Barcelona's Institut Municipal d'Informàtica confirmed earlier this year that the city's official digital platforms had flagged more than 4,000 instances of duplicate or recycled images being used across short-term rental listings, tourism promotion sites and municipal planning portals — a figure that has quietly alarmed city officials managing the ongoing crackdown on illegal holiday lets in the Eixample and Gràcia districts.
The problem is not trivial. Landlords and unauthorised rental operators have long recycled stock photography — or images lifted from legitimate Airbnb-style listings — to mask the true condition of properties, deceive prospective tenants and sidestep the visual audits that Barcelona's housing inspectors increasingly rely on. With Mayor Jaume Collboni's administration having committed in 2024 to winding down new short-term tourist apartment licences across the city, the integrity of image databases has become a live enforcement issue, not merely a technical one.
What Barcelona Is Doing — And Where It Falls Short
The city's main practical response has run through two channels. Habitatge Metropolità, the metropolitan housing agency, began cross-referencing property listing images using reverse-image detection tools integrated into its inspection workflow during the first quarter of 2026. Separately, Turisme de Barcelona — the public-private body that manages the city's official destination marketing — quietly updated its submission guidelines in March 2026 to require that all images submitted by partner businesses carry EXIF metadata confirming original capture, effectively barring generic stock shots or duplicated assets from its official catalogue.

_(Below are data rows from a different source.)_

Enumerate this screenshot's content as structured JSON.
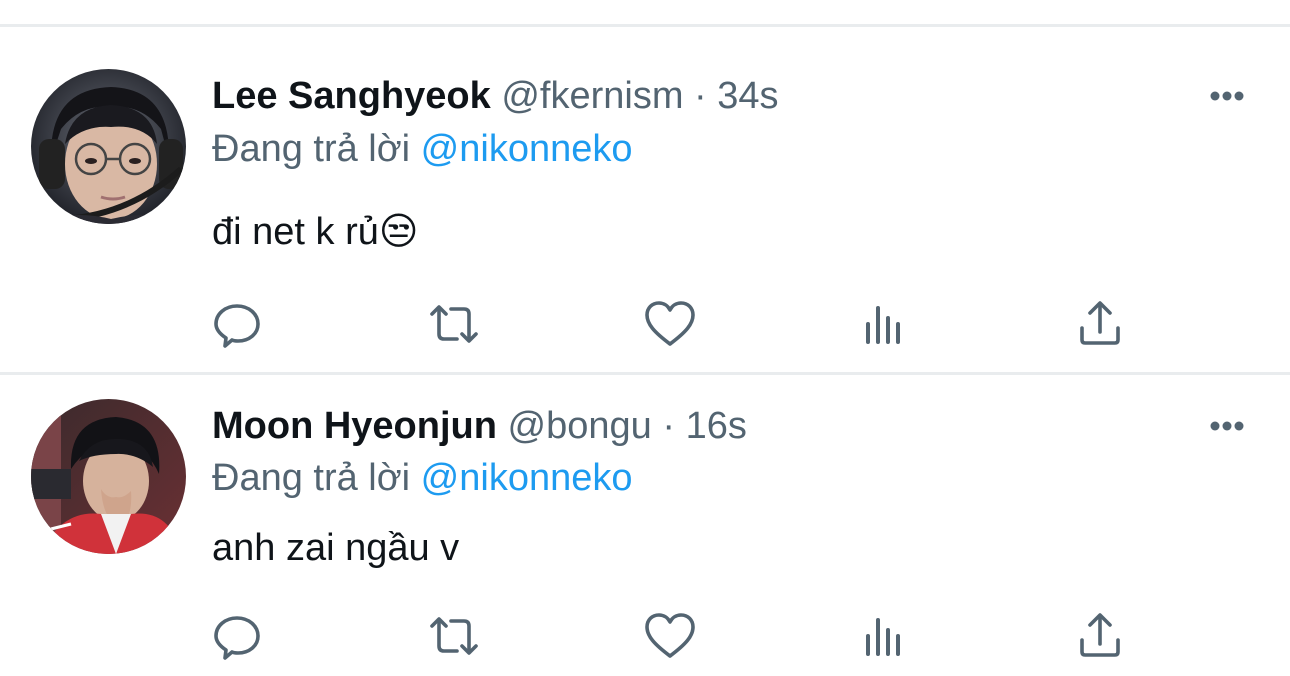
{
  "tweets": [
    {
      "name": "Lee Sanghyeok",
      "handle": "@fkernism",
      "separator": "·",
      "time": "34s",
      "reply_prefix": "Đang trả lời",
      "reply_to": "@nikonneko",
      "text": "đi net k rủ😒"
    },
    {
      "name": "Moon Hyeonjun",
      "handle": "@bongu",
      "separator": "·",
      "time": "16s",
      "reply_prefix": "Đang trả lời",
      "reply_to": "@nikonneko",
      "text": "anh zai ngầu v"
    }
  ],
  "colors": {
    "text_primary": "#0f1419",
    "text_secondary": "#536471",
    "link": "#1d9bf0",
    "divider": "#e9ecee"
  },
  "icons": {
    "more": "more-horizontal-icon",
    "reply": "reply-icon",
    "retweet": "retweet-icon",
    "like": "heart-icon",
    "views": "bar-chart-icon",
    "share": "share-icon"
  }
}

Neither initiative is yet operating at scale. Habitatge Metropolità's detection tool covers platforms accessed via its own portal, but has no direct API link to the major international listing sites. That is a meaningful gap. In the Born and Barceloneta neighbourhoods, where unlicensed rentals remain concentrated, enforcement still depends heavily on human complaint and physical inspection rather than automated image auditing.
Compare that with Amsterdam, where the municipality's dedicated short-term rental enforcement unit has been running automated image-hash comparison since late 2023, scanning Airbnb and Booking.com listings directly under a data-sharing agreement negotiated with both platforms under Dutch national law. The Amsterdam approach has allowed inspectors to identify relisted properties — apartments that were removed from one platform and reappeared on another with duplicated photo sets — within 48 hours of re-listing. Barcelona has no equivalent cross-platform agreement in place as of July 2026.
Lisbon Moved Faster; New York Went Further
Lisbon's Câmara Municipal introduced a mandatory image-registration system for all short-term rental operators in early 2025, requiring landlords to upload photos directly to a city-held database upon licence application. That registry, which covers roughly 22,000 active licences as of late 2025 according to Portuguese housing ministry figures, allows inspectors to detect when images are reused across multiple addresses — a common tactic for obscuring how many units a single operator controls. The system cost approximately €1.4 million to build and maintain in its first year, according to the ministry's published budget documentation.
New York City went further still after Local Law 18 came into full effect in September 2023, effectively banning short-term rentals of entire apartments. The enforcement infrastructure built around that law included image-fingerprinting components that enabled the Mayor's Office of Special Enforcement to correlate listing photos with previously deregistered properties. By the end of 2024, the office had used image evidence in more than 1,200 enforcement actions, according to city records published by the NYC Department of Buildings.
Barcelona's approach, by contrast, remains fragmented. The tourist tax expansion under Collboni — which raised the surcharge on cruise-ship visitors and hotel stays through 2025 — has generated revenue earmarked partly for housing enforcement, but a dedicated image-authentication budget line has not appeared in the city's published municipal accounts.
For residents and renters, the practical upshot is straightforward: if you are searching for a long-term flat in the Sagrada Família or Poblenou areas and find that the listing photos look suspiciously familiar, there is currently no public tool in Barcelona equivalent to what Amsterdam or Lisbon offer. Housing advocates suggest filing a complaint directly with Habitatge Metropolità at its Carrer del Bisbe Irurita office, or flagging the listing to the Agència de l'Habitatge de Catalunya — the regional body with oversight of the licence database — which has a digital complaints portal updated as recently as February 2026. The city's enforcement machinery is moving, but it has not yet caught up with the digital sophistication of the problem it is chasing.